The Soviet army also attacked the state TV building, in order to cut off the power supply for preventing the dissemination of news to the international community.
As a result of the crackdown operation of the large contingent of Soviet Army, 147 unarmed peaceful civilians were killed, around 800 people were wounded, 841 men were illegally arrested and 5 are still missing. And also, 200 houses and apartments, 80 automobiles, including ambulance cars, the state and personal property were ransacked and burnt by Soviet soldiers.
The operation conducted by Soviet troops was a distinct and harsh violation of Final act of Conference for Security and Cooperation in Europe of 1975, Final document of Viennese meeting of CSCE of 1989, Declaration on protection of women and children in emergency and armed conflicts of 1974, Convention on child’s rights of 1989, acting conventions regulating waging of war, in particular, 4th Hague Convention about the rule and customs of land war of 1967.
Right after the tragedy, the extreme session of the Supreme Council of the Azerbaijani SSR held on January with the purpose of evaluation the January events.
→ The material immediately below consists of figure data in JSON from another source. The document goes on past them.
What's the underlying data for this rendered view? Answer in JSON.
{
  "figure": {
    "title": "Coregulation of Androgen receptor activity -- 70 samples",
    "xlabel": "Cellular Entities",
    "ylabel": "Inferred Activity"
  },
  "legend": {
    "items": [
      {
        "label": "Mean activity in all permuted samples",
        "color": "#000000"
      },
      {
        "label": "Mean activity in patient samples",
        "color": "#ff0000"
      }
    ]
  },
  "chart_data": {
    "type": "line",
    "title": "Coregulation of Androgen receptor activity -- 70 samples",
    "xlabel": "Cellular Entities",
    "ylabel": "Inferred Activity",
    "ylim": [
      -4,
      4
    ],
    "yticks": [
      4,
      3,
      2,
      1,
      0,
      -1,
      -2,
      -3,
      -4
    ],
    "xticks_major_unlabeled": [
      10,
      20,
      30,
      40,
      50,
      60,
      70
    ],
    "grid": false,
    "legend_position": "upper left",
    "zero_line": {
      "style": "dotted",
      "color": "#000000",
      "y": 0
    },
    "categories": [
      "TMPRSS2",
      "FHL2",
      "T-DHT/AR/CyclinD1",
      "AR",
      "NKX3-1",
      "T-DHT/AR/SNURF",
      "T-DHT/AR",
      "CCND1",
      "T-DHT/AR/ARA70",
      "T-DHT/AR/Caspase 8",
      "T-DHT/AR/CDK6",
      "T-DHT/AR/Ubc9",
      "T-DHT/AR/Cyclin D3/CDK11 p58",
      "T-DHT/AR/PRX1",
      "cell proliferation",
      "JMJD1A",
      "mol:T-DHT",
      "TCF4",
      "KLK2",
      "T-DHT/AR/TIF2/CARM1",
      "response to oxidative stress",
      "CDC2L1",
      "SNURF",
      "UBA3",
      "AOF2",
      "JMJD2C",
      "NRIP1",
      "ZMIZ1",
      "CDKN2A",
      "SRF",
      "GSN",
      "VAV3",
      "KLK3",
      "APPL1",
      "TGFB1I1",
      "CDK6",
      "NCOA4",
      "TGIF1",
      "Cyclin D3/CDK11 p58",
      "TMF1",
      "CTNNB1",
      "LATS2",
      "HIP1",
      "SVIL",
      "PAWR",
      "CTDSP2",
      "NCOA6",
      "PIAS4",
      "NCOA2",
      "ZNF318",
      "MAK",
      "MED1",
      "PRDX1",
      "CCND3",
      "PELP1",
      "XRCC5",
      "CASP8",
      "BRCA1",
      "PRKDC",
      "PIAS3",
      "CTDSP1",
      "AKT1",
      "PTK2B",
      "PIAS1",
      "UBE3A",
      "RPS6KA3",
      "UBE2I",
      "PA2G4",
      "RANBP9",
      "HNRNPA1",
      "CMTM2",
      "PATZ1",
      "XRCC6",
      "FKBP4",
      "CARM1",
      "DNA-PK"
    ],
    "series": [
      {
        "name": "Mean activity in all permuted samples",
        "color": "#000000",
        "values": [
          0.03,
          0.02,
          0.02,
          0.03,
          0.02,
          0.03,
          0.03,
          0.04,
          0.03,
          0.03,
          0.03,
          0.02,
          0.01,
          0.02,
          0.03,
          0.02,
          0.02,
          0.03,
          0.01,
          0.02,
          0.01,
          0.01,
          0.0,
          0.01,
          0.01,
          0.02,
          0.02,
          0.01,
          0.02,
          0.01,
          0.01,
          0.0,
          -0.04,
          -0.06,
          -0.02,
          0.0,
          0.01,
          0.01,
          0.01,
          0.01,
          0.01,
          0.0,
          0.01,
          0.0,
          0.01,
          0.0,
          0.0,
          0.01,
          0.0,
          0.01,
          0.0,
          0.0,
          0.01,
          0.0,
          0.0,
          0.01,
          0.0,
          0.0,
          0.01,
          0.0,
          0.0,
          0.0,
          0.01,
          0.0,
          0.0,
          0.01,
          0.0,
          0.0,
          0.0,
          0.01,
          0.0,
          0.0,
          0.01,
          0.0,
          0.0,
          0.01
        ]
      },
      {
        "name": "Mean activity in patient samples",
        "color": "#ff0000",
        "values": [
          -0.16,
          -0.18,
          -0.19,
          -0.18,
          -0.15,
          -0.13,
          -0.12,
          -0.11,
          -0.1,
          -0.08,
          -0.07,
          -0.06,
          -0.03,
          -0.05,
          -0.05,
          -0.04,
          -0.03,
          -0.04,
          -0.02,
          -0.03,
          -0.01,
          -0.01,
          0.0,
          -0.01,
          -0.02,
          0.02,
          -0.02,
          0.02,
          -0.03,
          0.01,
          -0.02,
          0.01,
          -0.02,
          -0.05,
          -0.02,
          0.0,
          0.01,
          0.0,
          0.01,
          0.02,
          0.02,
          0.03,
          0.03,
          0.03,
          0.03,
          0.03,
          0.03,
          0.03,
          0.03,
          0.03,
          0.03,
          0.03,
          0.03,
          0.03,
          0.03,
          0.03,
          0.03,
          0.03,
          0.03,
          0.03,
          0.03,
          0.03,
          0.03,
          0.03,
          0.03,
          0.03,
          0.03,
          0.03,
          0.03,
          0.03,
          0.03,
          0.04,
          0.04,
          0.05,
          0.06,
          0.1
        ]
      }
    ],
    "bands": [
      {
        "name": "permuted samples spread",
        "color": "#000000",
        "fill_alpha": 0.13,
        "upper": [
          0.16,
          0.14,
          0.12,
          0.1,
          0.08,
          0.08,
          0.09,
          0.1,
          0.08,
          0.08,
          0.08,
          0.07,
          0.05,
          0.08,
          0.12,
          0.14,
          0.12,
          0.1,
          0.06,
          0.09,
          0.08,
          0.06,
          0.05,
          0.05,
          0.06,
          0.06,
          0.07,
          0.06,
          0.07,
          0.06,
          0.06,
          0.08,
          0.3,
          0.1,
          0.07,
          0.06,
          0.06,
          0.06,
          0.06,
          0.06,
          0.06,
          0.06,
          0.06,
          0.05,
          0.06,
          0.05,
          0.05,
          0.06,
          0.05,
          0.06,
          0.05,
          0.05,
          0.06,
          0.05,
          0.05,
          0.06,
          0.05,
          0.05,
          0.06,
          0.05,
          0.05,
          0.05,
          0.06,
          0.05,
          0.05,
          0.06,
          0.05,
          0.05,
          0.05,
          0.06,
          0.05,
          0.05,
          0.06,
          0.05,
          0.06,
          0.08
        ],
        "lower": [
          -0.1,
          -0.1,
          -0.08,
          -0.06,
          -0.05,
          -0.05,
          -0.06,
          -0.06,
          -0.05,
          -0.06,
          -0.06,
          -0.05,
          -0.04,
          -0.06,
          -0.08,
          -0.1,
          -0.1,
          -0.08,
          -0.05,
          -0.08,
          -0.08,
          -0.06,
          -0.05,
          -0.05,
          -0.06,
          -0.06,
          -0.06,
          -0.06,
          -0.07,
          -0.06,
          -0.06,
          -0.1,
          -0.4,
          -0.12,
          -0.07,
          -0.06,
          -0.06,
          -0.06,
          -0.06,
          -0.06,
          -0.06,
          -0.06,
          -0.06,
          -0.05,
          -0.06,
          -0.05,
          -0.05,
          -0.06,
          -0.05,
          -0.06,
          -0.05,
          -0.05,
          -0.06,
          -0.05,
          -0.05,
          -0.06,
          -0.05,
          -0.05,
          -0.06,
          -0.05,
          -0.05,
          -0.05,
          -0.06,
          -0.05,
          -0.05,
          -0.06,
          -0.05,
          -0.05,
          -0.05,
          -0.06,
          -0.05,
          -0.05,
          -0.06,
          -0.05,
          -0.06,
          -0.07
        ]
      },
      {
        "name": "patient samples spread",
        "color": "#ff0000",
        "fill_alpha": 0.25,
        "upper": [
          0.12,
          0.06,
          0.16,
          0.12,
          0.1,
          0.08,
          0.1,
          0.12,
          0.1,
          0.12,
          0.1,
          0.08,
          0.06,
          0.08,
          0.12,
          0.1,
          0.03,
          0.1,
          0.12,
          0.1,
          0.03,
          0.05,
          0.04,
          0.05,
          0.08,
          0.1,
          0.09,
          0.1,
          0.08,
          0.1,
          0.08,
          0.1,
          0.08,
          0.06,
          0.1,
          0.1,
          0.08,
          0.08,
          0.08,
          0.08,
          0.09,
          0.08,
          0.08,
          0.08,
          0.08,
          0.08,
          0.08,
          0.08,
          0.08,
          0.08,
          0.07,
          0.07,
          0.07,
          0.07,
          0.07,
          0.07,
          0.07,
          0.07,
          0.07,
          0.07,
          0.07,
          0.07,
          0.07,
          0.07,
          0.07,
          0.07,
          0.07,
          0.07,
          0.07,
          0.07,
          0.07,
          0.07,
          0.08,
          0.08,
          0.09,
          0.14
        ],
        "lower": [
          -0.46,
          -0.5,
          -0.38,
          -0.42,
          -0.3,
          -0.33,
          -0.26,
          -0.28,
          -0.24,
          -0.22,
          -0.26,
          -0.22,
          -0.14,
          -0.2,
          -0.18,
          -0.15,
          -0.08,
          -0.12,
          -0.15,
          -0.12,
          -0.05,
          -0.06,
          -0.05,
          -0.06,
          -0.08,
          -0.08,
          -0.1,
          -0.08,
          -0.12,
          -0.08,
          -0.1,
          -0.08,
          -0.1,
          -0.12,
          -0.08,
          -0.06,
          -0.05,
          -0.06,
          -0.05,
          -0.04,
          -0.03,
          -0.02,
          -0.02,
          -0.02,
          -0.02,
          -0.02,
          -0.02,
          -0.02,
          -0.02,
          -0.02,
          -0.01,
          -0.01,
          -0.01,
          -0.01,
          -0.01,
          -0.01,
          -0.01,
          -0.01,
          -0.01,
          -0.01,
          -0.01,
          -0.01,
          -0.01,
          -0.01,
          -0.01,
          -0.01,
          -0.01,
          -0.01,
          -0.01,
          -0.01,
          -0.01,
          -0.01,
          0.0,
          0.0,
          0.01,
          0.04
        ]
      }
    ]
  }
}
The session adopted the Decree of the Supreme Council of the Azerbaijani SSR “On cancellation of the state of emergency in Baku city”, and also the appeals to the USSR Supreme Council, Supreme Councils of union republics, parliaments of all countries of the world.
The Black January event was the obvious display of the ability of Azerbaijani people to reserve the longstanding historical heroism and to resist the cruel attacks for the sake of the freedom and independence of their motherland at the cost of losing their lives.
Freedom Square on January 20th 1990
The Azerbaijani people buried their martyrs, who sacrificed their lives on January 20th for the independence of the country, in the Mountain Park, the highest spot in Baku, which was later named “Martyrs’ Avenue”. Since 1994, January 20th has been commemorated as National Mourning Day. The Martyrs’ Avenue is a most sacred place for every Azerbaijani. Every year millions of Azerbaijanis visit Martyrs’ Avenue and lay carnations on the graves. This ceremony begins in the early morning when the President of Azerbaijan and representatives of foreign missions lay wreaths at the eternal flame.
On 20 January 1990, though the Azerbaijani people suffered military, moral and political aggression, they displayed their ability to maintain the traditions of historical heroism and resist the cruelest attacks for the sake of the freedom and independence of the motherland, even becoming martyrs. The courageous sons and daughters of the motherland perished on 20 January 1990 while defending the freedom and independence of Azerbaijan and by their bravery made a vivid history in the chronicle of heroism of our country.